「ほら、カレーパン!!」



ゼェゼェと息を切らしながらカレーパンが入った袋だけを突き出したナルト。
あたしはそれを前に顔を顰める。


「ちょっと…昼ご飯に何でカレーパンだけ?」
「他のは売り切れだったんだってばよ!!これ一個死守するのだって大変だったんだからな!」


まぁ確かに今日はいつも通り始めたゲームが中々終わらなかったもんね。
あれ、もしかして段々ナルト腕上げてんじゃないの?って感じ。
まぁあたしだって負けやしないけどね。


――あの事件から数ヶ月。
すっかり元気を取り戻したあたしはやっぱりナルトとくだらない賭けをやって勝ち続けてた。
未だ無敗!本当ナルト弱いよねゲーム。


「ぜったい足りなーい」
「文句云うなら自分でどっか他行って買ってくるってばよ」
「他なんて無いじゃん」


猛スピードで買いに行ったからか疲れたナルトは机にぐったりと項垂れる。
まぁしょうがないんでナルトの買ってきたカレーパンを食べる事に。
うん、やっぱ購買のカレーパン美味いよ。最高。



ぐうううううううううう



「………」
「………」
「………」
「………」


二口目としてパンにかぶりついた時、凄く大きな腹の虫の音が聞こえてきた。
…あたしじゃないし。周りでもなさそうだし。じゃあ、


「…ナルト?ご飯は?」
「無い」
「何で?」
「購買で買おうと思ってたから!」
「あぁね」


二口目をもぐもぐと食べながら項垂れたまま顔をあげないナルトを見る。
うーん、このままだとナルトはご飯抜きで午後の授業受ける気?
六限確か体育だったよね。絶対もたないじゃんコイツ。


「……」


あたしは暫く考えてから、金色の頭にチョップをかます。



「何すんだってばよ!」
「ほら」



あたしのチョップで額を机に強打したナルトは、チョップされた頭じゃなくて額を押さえながらあたしを見てきた。
そんなナルトに、あたしはさっき半分にちぎったカレーパンを渡す。
目を丸めたまま受け取ろうとしないナルト。
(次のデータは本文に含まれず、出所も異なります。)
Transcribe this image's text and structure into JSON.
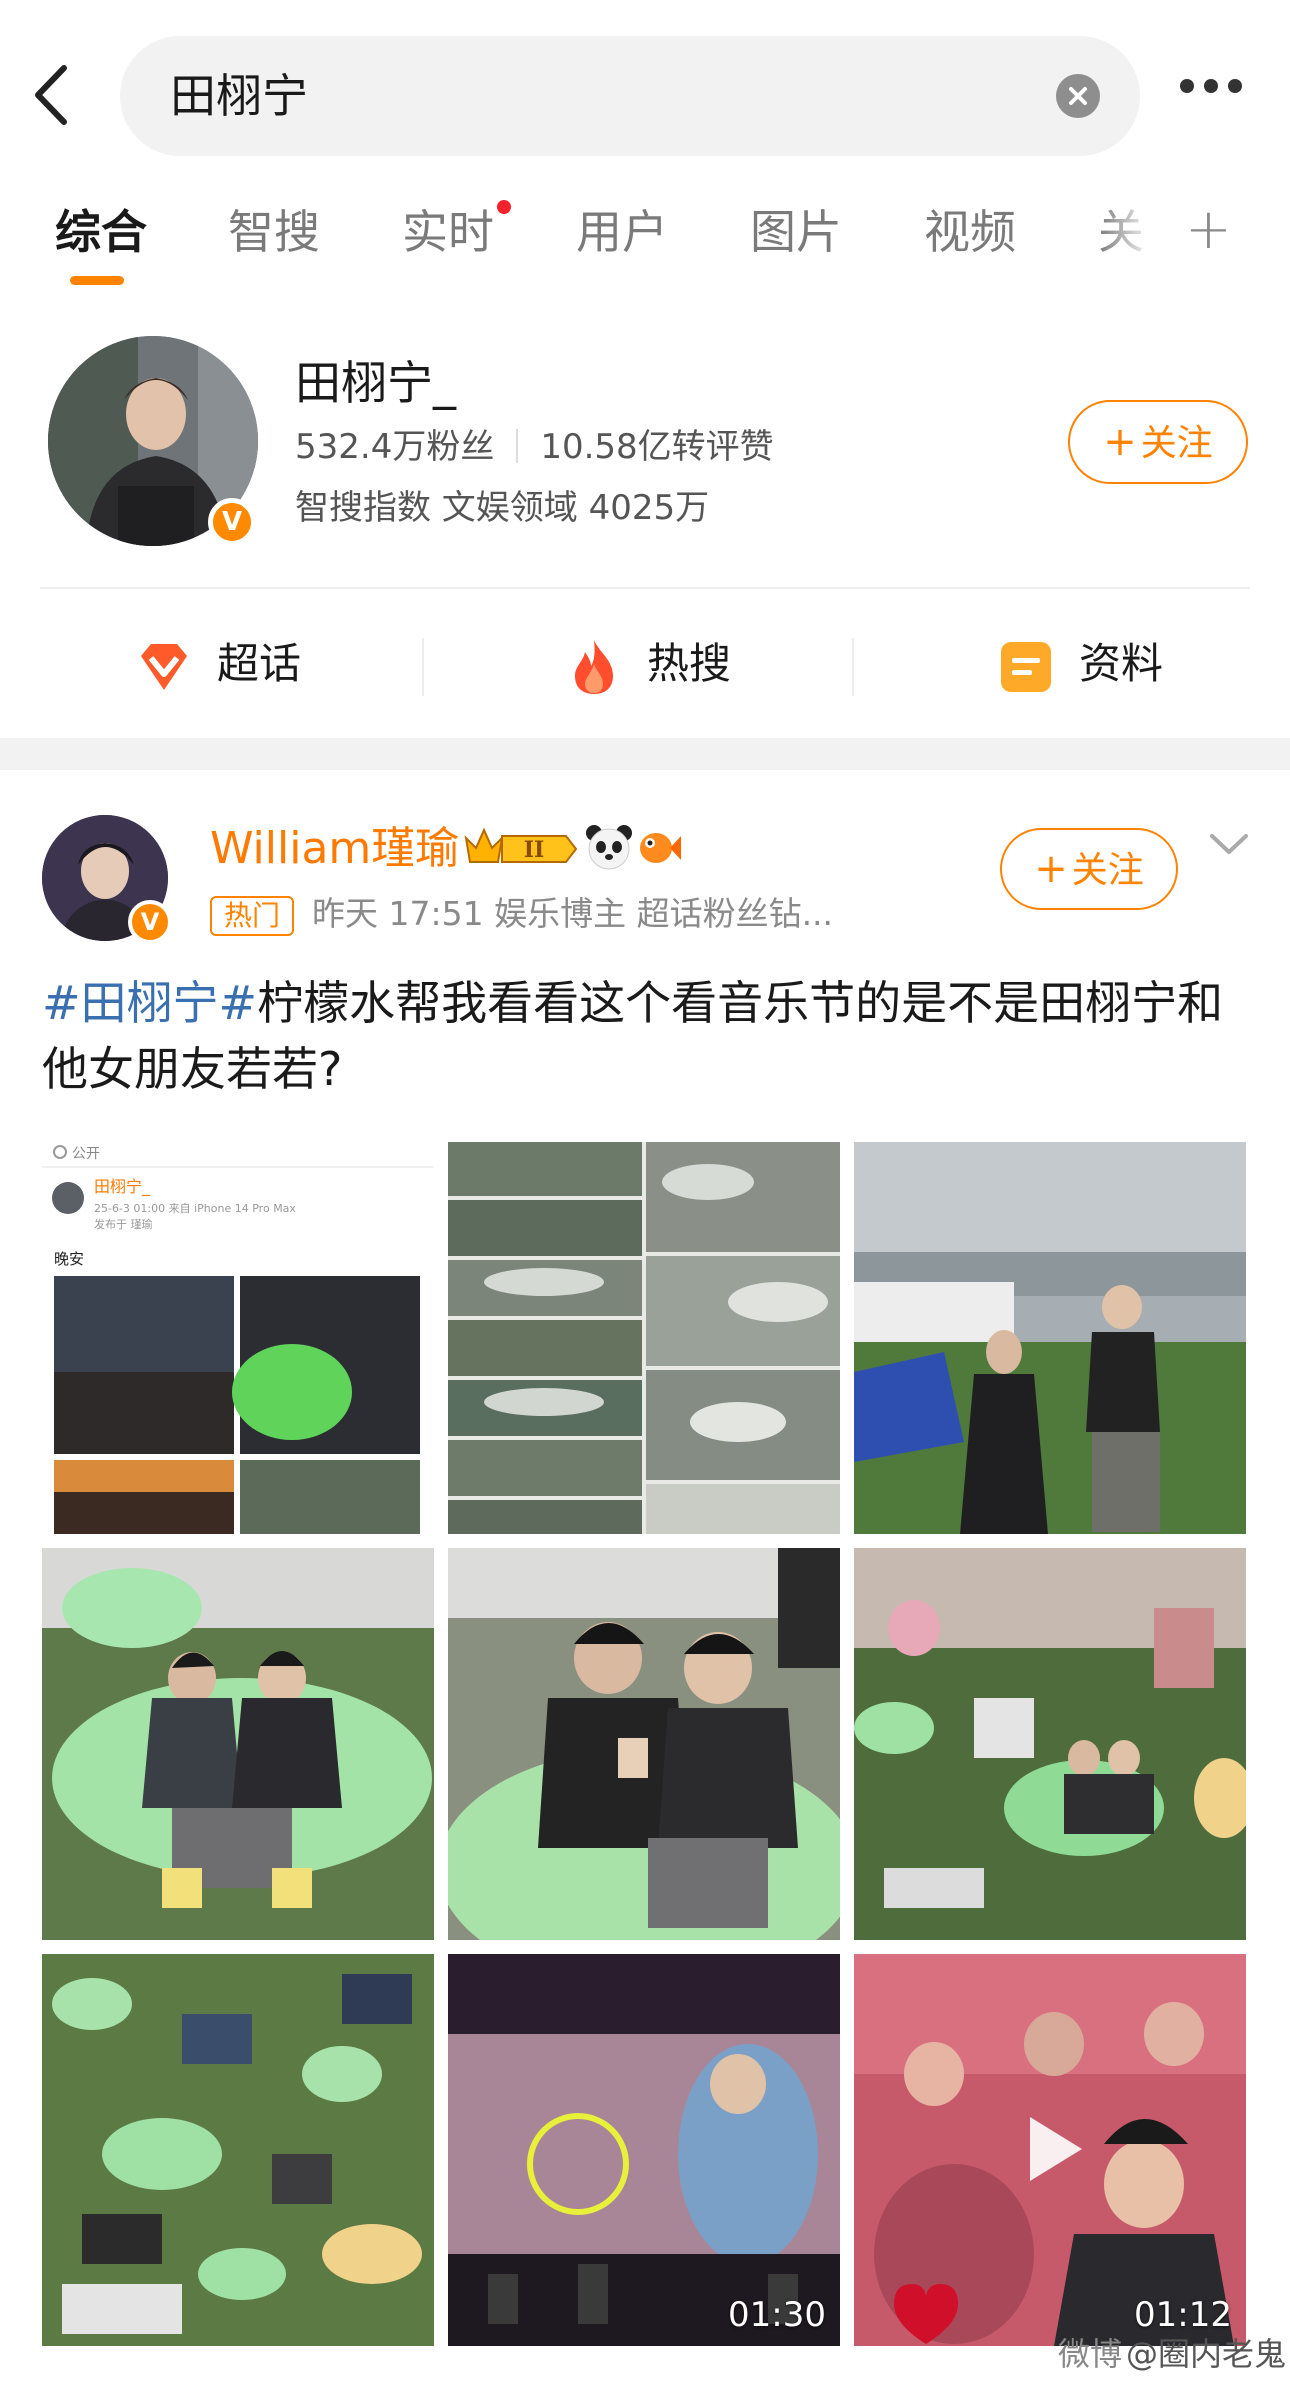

持ったままは疲れるから無理矢理口に突っ込んだ。


「むごっ!」
「まぁ男子にゃあんま変わらないだろーけどね。気休めに食っときな」
「………」


自分の分を食べながら云うと、ナルトはやっぱり驚いたまま。何なんだ、その顔は。


「……俺の金で買ったんだけど」
「知ってる」
「れ、礼なんか云わねーからなッ」
「良いよ。別に望んでないし」
「………」








ほら、半分こ

(ねぇ二人とも、僕のお菓子あげようか?)(マジ!?チョウジ大好き!)(あぁ!何独り占めしようとしてんだってばよ!!)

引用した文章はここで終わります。